Mehr Innovation im Norden

Die nordischen Länder liegen freilich bei zahlreichen anderen wichtigen Indikatoren voran. So gibt es vor allem in Schweden mehr führende Universitäten, die Ausgaben für Forschung und Entwicklung sind sowohl in Finnland als auch in Schweden deutlich höher als in Österreich. Ein Ranking des Global Competitiveness Index (GCI) zeigt denn auch, dass Schweden und Finnland mittlerweile eine Spitzenposition bei der internationalen Wettbewerbsfähigkeit einnehmen. Österreich hat mit Platz 15 im weltweiten Ranking allerdings auch eine sehr gute Position (siehe Grafik) erlangt.

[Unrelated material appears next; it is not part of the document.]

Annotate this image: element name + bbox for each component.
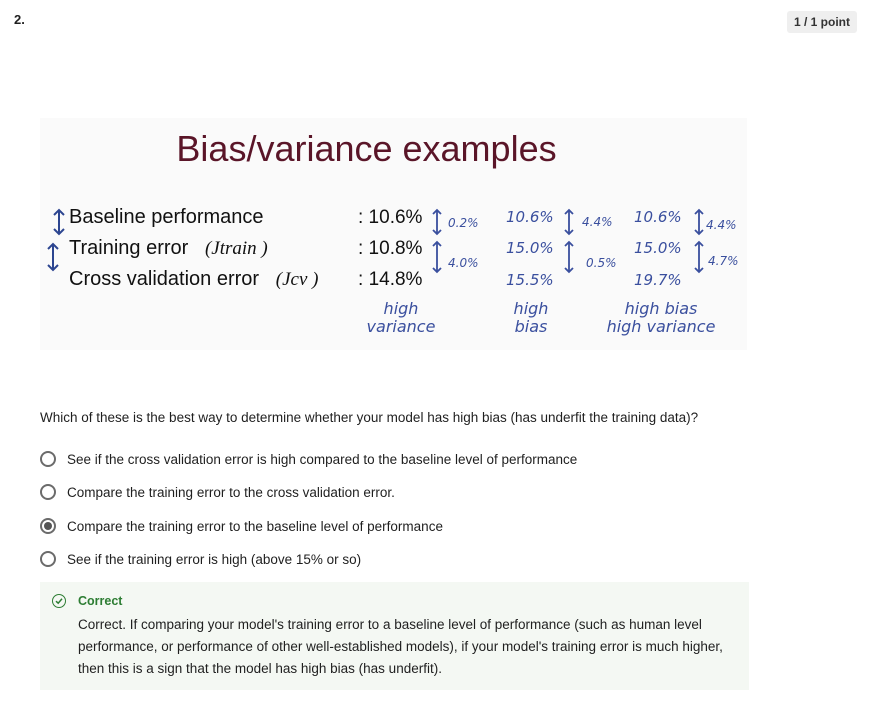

Breuss zog bei der Präsentation des Buches in der Vertretung der Europäischen Kommission in Wien auch eine Bilanz über die Nettozahlerposition der drei Mitgliedstaaten. Dabei geht es um die Entwicklung der Beitragszahlungen an die EU und ihre Rückläufe in Form von Förderungen. Hier wird deutlich, dass Österreich seine Position während der untersuchten ersten zehn Jahre deutlich verbessern konnte. Der Wirtschaftswissenschaftler Breuss nennt das den „Fischler-Effekt“. Denn der frühere österreichische Landwirtschaftskommissar Franz Fischler habe seinem Land gezeigt, wie man hohe EU-Förderungen für die ländliche Entwicklung lukrieren könne. Schwedens Nettozahlerposition hat sich nur geringfügig verbessert, die von Finnland sogar verschlechtert.


Gegenläufige Stimmung

„Kurios ist“, so Breuss, dass sich die EU-Stimmung gegenläufig zur wirtschaftlichen Bilanz entwickelt habe. In Schweden, das am wenigsten profitiert habe, sei die Zustimmung zur EU laut der regelmäßig durchgeführten Eurobarometer-Umfragen seit dem Beitritt deutlich besser geworden. In Österreich habe sich die Zustimmung zur Union trotz der positiven Bilanz „dramatisch verschlechtert“.
Paul Luif (Hg.), Österreich, Schweden, Finnland – Zehn Jahre Mitgliedschaft in der Europäischen Union, Böhlau-Verlag 2007, 277 Seiten, Euro 35,-.